We need pity, we need compassion, and we need neighborliness, all which involve a complete engineering overhaul of the road.  We need a rethinking as to why the robbers are even  allowed to be on the road, why the ditch is there, and who, if anyone, has emotional ties to either the robbers or the ditch and what else can be created in its place.

The question, “Who is my neighbor?” is really many questions!

How can we create a sense of neighborliness that has what it takes to deal with the local and global challenges to “authentic sustained Samaritanism,” to deal with the barriers that include individualism, consumerism and white male privilege?

If this parable provides an answer, it begins by arguing against any easy fix.  The parable  argues in favor of a life-time, engineering project.  It argues in favor of passion and commitment, moving us to a new awareness of just how much roadwork needs to be done.

I think of a real simple story that for me, highlights the very heart of this work.

Several years ago I planned a visit to my see my three-year-old godchild.  It was a Sunday afternoon and I drove to Baltimore to visit him.  It was a day similar to the kind of days we’ve been having these past couples of weeks, and so I was wearing white shorts and a white shirt, and it was hot.  When I arrived at the house, he was playing in a sandbox, and as soon as he saw me he jumped out of the sandbox and came running toward me so I could lift him up into my arms.  And if you know anything about three-year-olds and sandboxes, I’m sure you can picture this little boy covered with sand from head to toe.

So as he comes running toward me my first thought is, “if he hugs me I am going to get covered with sand and dirt before I even get inside the house.”  I remembered my own mother telling me, when I was his age, never to touch anything or anyone when I was covered with sand and dirt.   But I also knew, he would not understand my hesitation and that he could surely interpret it as rejection, or that I wasn’t excited to see him.

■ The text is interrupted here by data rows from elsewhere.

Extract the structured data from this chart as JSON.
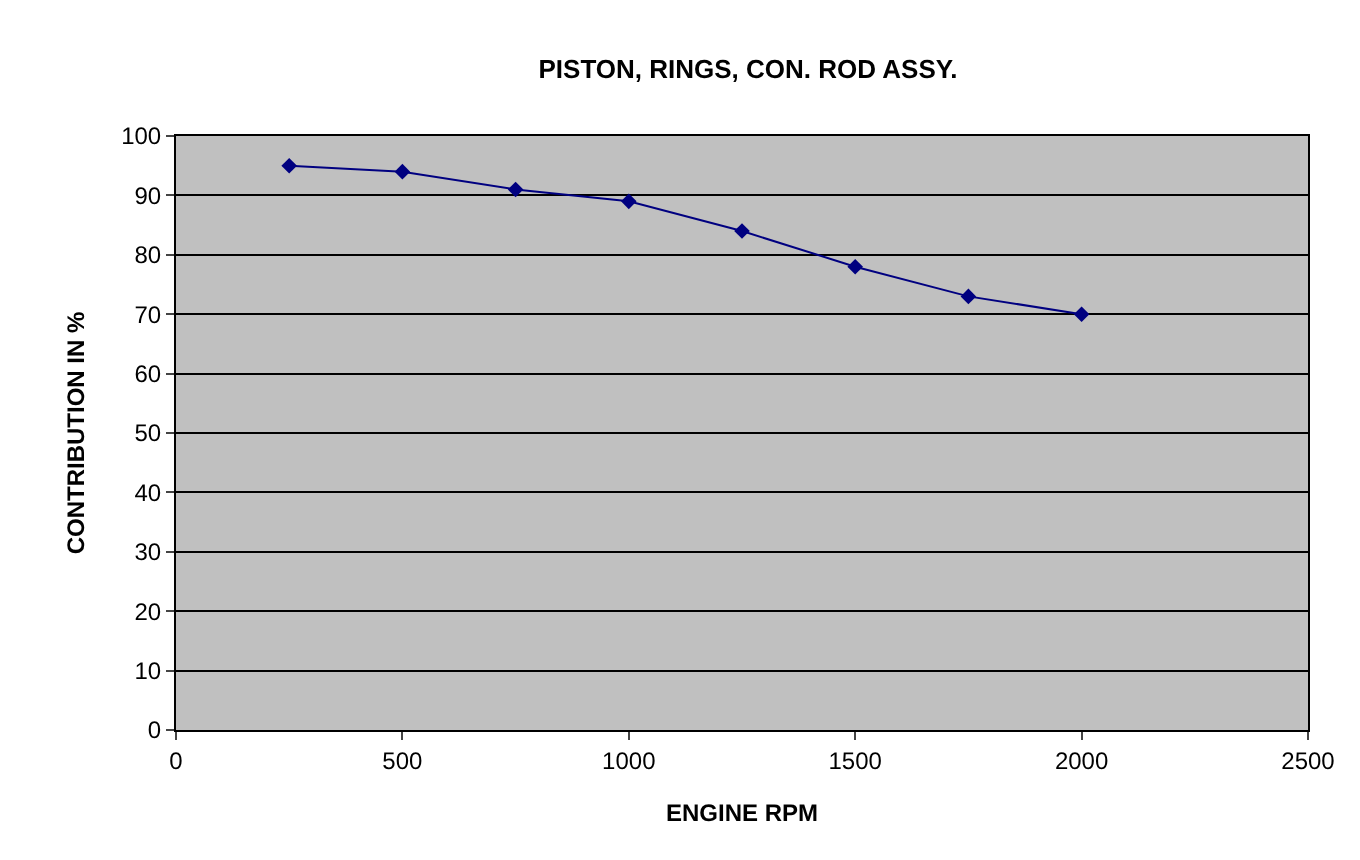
{
  "chart_data": {
    "type": "line",
    "title": "PISTON, RINGS, CON. ROD ASSY.",
    "xlabel": "ENGINE RPM",
    "ylabel": "CONTRIBUTION IN %",
    "x": [
      250,
      500,
      750,
      1000,
      1250,
      1500,
      1750,
      2000
    ],
    "series": [
      {
        "color": "#000080",
        "values": [
          95,
          94,
          91,
          89,
          84,
          78,
          73,
          70
        ]
      }
    ],
    "xlim": [
      0,
      2500
    ],
    "xticks": [
      0,
      500,
      1000,
      1500,
      2000,
      2500
    ],
    "ylim": [
      0,
      100
    ],
    "yticks": [
      0,
      10,
      20,
      30,
      40,
      50,
      60,
      70,
      80,
      90,
      100
    ],
    "grid": "y",
    "legend": false,
    "marker": "diamond",
    "line_style": "solid"
  }
}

For me, that day as I saw my godchild run toward me, I realized that when it comes to loving and compassion, and when it comes to the awareness of what another person needs, and when it comes to recognizing vulnerability in others, that it is always most important to embrace with passion, even when it means getting covered with dirt.

Thanks be to God that we are called to hug the godchild covered with sand and dirt.

Thanks be to God we are called to embrace the child and grandchild wet with water and mud!

Thanks be to God we are called to hold close the poor and the rich, those who smell fresh and those who smell stale, the old, the young, the priest, the Levite, the person in the ditch and the Samaritans far and near, whatever face they wear.

Thanks be to God we are called to fix the road, remove the ditch, and clear out the robbers!

Thanks be to God that we are called to be God’s compassionate love along every road we travel.

Thanks be to God that we are called to be “neighbor” around the town square, around the font and around the table of Holy Communion.

Thanks be to God that as we live more freely into all of these callings, the healing love of Jesus Christ becomes nothing less than the Samaritan story of our lives.  Amen.